Ecco la prima: «Bene, le speranze federaliste per il paese sono morte ufficialmente stamattina. Anzi, l'11 marzo (il giorno della malattia di Bossi, ndr». E poi qualcuno specifica quale sarà lo scenario politico che andrà a configurarsi. «Tornerà la Dc, tornerà il craxismo. L'Italia non cambierà mai, ahinoi». Forte è anche il partito antiromano: «Insomma, sempre avanti verso il nostro obiettivo che è via da Roma».

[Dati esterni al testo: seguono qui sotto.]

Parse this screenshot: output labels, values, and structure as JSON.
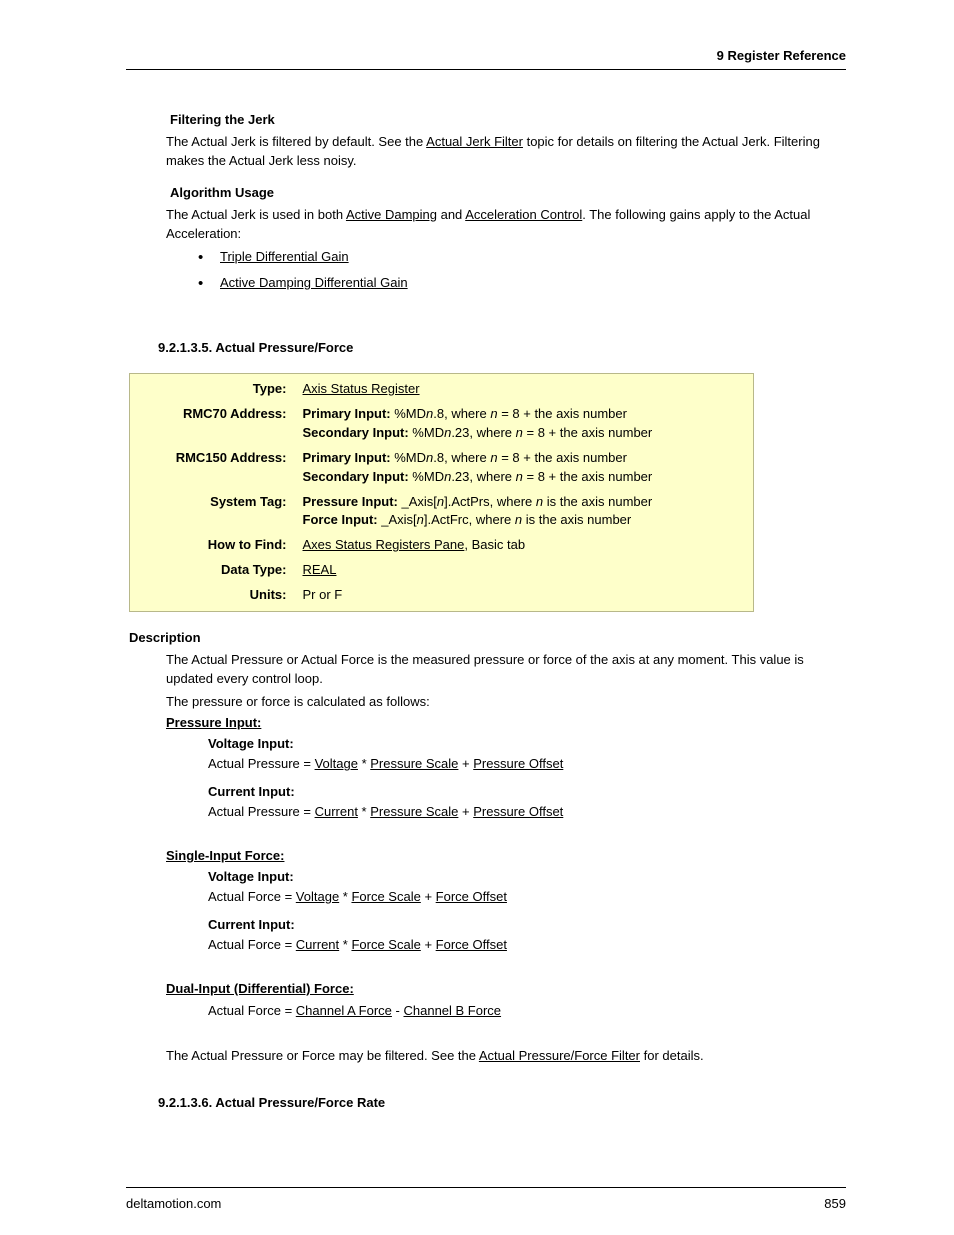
{
  "header": {
    "chapter": "9  Register Reference"
  },
  "filtering": {
    "heading": "Filtering the Jerk",
    "text_pre": "The Actual Jerk is filtered by default. See the ",
    "link": "Actual Jerk Filter",
    "text_post": " topic for details on filtering the Actual Jerk. Filtering makes the Actual Jerk less noisy."
  },
  "algorithm": {
    "heading": "Algorithm Usage",
    "text_pre": "The Actual Jerk is used in both ",
    "link1": "Active Damping",
    "mid": " and ",
    "link2": "Acceleration Control",
    "text_post": ". The following gains apply to the Actual Acceleration:",
    "list": [
      "Triple Differential Gain",
      "Active Damping Differential Gain"
    ]
  },
  "section5": {
    "number": "9.2.1.3.5. Actual Pressure/Force",
    "table": {
      "type_label": "Type:",
      "type_value": "Axis Status Register",
      "rmc70_label": "RMC70 Address:",
      "rmc70_primary_a": "Primary Input:",
      "rmc70_primary_b": " %MD",
      "rmc70_primary_c": "n",
      "rmc70_primary_d": ".8, where ",
      "rmc70_primary_e": "n",
      "rmc70_primary_f": " = 8 + the axis number",
      "rmc70_secondary_a": "Secondary Input:",
      "rmc70_secondary_b": " %MD",
      "rmc70_secondary_c": "n",
      "rmc70_secondary_d": ".23, where ",
      "rmc70_secondary_e": "n",
      "rmc70_secondary_f": " = 8 + the axis number",
      "rmc150_label": "RMC150 Address:",
      "rmc150_primary_a": "Primary Input:",
      "rmc150_primary_b": " %MD",
      "rmc150_primary_c": "n",
      "rmc150_primary_d": ".8, where ",
      "rmc150_primary_e": "n",
      "rmc150_primary_f": " = 8 + the axis number",
      "rmc150_secondary_a": "Secondary Input:",
      "rmc150_secondary_b": " %MD",
      "rmc150_secondary_c": "n",
      "rmc150_secondary_d": ".23, where ",
      "rmc150_secondary_e": "n",
      "rmc150_secondary_f": " = 8 + the axis number",
      "systag_label": "System Tag:",
      "systag_pressure_a": "Pressure Input:",
      "systag_pressure_b": " _Axis[",
      "systag_pressure_c": "n",
      "systag_pressure_d": "].ActPrs, where ",
      "systag_pressure_e": "n",
      "systag_pressure_f": " is the axis number",
      "systag_force_a": "Force Input:",
      "systag_force_b": " _Axis[",
      "systag_force_c": "n",
      "systag_force_d": "].ActFrc, where ",
      "systag_force_e": "n",
      "systag_force_f": " is the axis number",
      "howto_label": "How to Find:",
      "howto_link": "Axes Status Registers Pane",
      "howto_post": ", Basic tab",
      "datatype_label": "Data Type:",
      "datatype_value": "REAL",
      "units_label": "Units:",
      "units_value": "Pr or F"
    },
    "description": {
      "heading": "Description",
      "p1": "The Actual Pressure or Actual Force is the measured pressure or force of the axis at any moment. This value is updated every control loop.",
      "p2": "The pressure or force is calculated as follows:",
      "pressure_head": "Pressure Input:",
      "volt_head": "Voltage Input:",
      "p_volt_pre": "Actual Pressure = ",
      "p_volt_l1": "Voltage",
      "p_volt_mid1": " * ",
      "p_volt_l2": "Pressure Scale",
      "p_volt_mid2": " + ",
      "p_volt_l3": "Pressure Offset",
      "curr_head": "Current Input:",
      "p_curr_pre": "Actual Pressure = ",
      "p_curr_l1": "Current",
      "p_curr_mid1": " * ",
      "p_curr_l2": "Pressure Scale",
      "p_curr_mid2": " + ",
      "p_curr_l3": "Pressure Offset",
      "single_head": "Single-Input Force:",
      "f_volt_pre": "Actual Force = ",
      "f_volt_l1": "Voltage",
      "f_volt_mid1": " * ",
      "f_volt_l2": "Force Scale",
      "f_volt_mid2": " + ",
      "f_volt_l3": "Force Offset",
      "f_curr_pre": "Actual Force =  ",
      "f_curr_l1": "Current",
      "f_curr_mid1": " * ",
      "f_curr_l2": "Force Scale",
      "f_curr_mid2": " + ",
      "f_curr_l3": "Force Offset",
      "dual_head": "Dual-Input (Differential) Force:",
      "d_pre": "Actual Force = ",
      "d_l1": "Channel A Force",
      "d_mid": " - ",
      "d_l2": "Channel B Force",
      "filter_pre": "The Actual Pressure or Force may be filtered. See the ",
      "filter_link": "Actual Pressure/Force Filter",
      "filter_post": " for details."
    }
  },
  "section6": {
    "number": "9.2.1.3.6. Actual Pressure/Force Rate"
  },
  "footer": {
    "site": "deltamotion.com",
    "page": "859"
  },
  "colors": {
    "table_bg": "#feffca",
    "table_border": "#b8b88a"
  },
  "typography": {
    "body_fontsize": 13,
    "heading_fontweight": "bold"
  }
}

Qualcuno si improvvisa analista politico. «Ora - spiega il forumista Fenrir - siamo giunti ad un bivio: o la Lega dà valenza politica alle dimissioni di Bossi e quindi decide che l'esperienza (per il sottoscritto naufragata) con l'attuale alleanza governativa è finita e quindi dimostrando estrema coerenza si chiede a gran voce le elezioni anticipate oppure si sostituisce l'Umbertone con il babbeo di turno, proseguendo così l'agonia di questo Governo».
Ma chi sarebbe il babbeo di turno? Per i padani il detentore di tale poco lusinghiero titolo è nientedimeno che Roberto Calderoli, vicepresidente del Senato e coordinatore leghista. Lo chiamano il dentista. «Spero vivamente che non venga sostituito dal dentista, sarebbe una tragedia», dice un tizio a cui fa seguito un altro oppositore di Calderoli la cui identità si cela dietro il nickname Mitteleuropeo, il quale si spinge oltre e dice: «Condivido: anzi spero che non sarà sostituito da nessun leghista. Ormai stare al governo è solo tempo perso». Su questo punto non c´è discordanza, sono diversi quelli che ritengono che la Lega debba uscire dall´esecutivo, per riacquistare il suo carattere di partito di lotta. « Per quanto mi riguarda questo governo è finito», è il commento telegrafico di un altro leghista un po´ scontento.
C'è però sia chi gradisce Calderoli («Visto che l'esperienza governativa continuerà è importantissimo che il ministero per le riforme resti alla Lega, quindi vada bene anche Calderoli»), sia chi ritiene che non si debba lasciare il governo, perché «fino a che c'è una speranza di poter ottenere il federalismo dobbiamo continuare a rimanere a Roma».
Oltre al nome di Calderoli emerge però un´altra indicazione. «Per quanto riguarda un eventuale sostituto a Roma mi piacerebbe tantissimo l´onorevole Dario Galli. Notatelo, seguitelo, anche se non è tra i più evidenziati. E´ un the best».
Infine due parole sull´Europa, un osservatorio provilegiato per imporre agli occhi del mondo la questione padana: «Ma sì, che scelga l'Europa così avremo più visibilità a livello internazionale e tutto il mondo saprà che c'è la Padania».
Per concludere il popolo dei fedelissimi, duri e puri. Per loro Bossi fa sempre la cosa giusta, anche a livello economico, di portafogli. «Buon viaggio a Bossi, cinque anni di stipendio da europarlamentare sono meglio dei due che restano da ministro in Italia». E comunque - fa capire uno dei tanti forumisti, Carroccio il suo nickname - le dimissioni, il viaggio a Strasburgo, la poltrona da ministro vacante, non devono suscitare preoccupazioni, «perché sarà, ma io di Umberto mi fido ciecamente, fino ad ora non ha sbagliato una mossa».
Sullo stato di salute, sulla possibilità che Bossi non sia più il condottiero di una volta, poche parole. Eppure dai messaggi che i leghisti consegnano al web, trapela un senso di tristezza per il Senatùr Umberto Bossi. Sembra che il popolo padano voglia ignorare la malattia del capo e fingere che sia ancora il condottiero di sempre. Ma c´è chi si lascia andare a discorsi che sanno tanto di commemorazione. «Bossi oramai potrà essere solo un presidente onorario e se lo merita».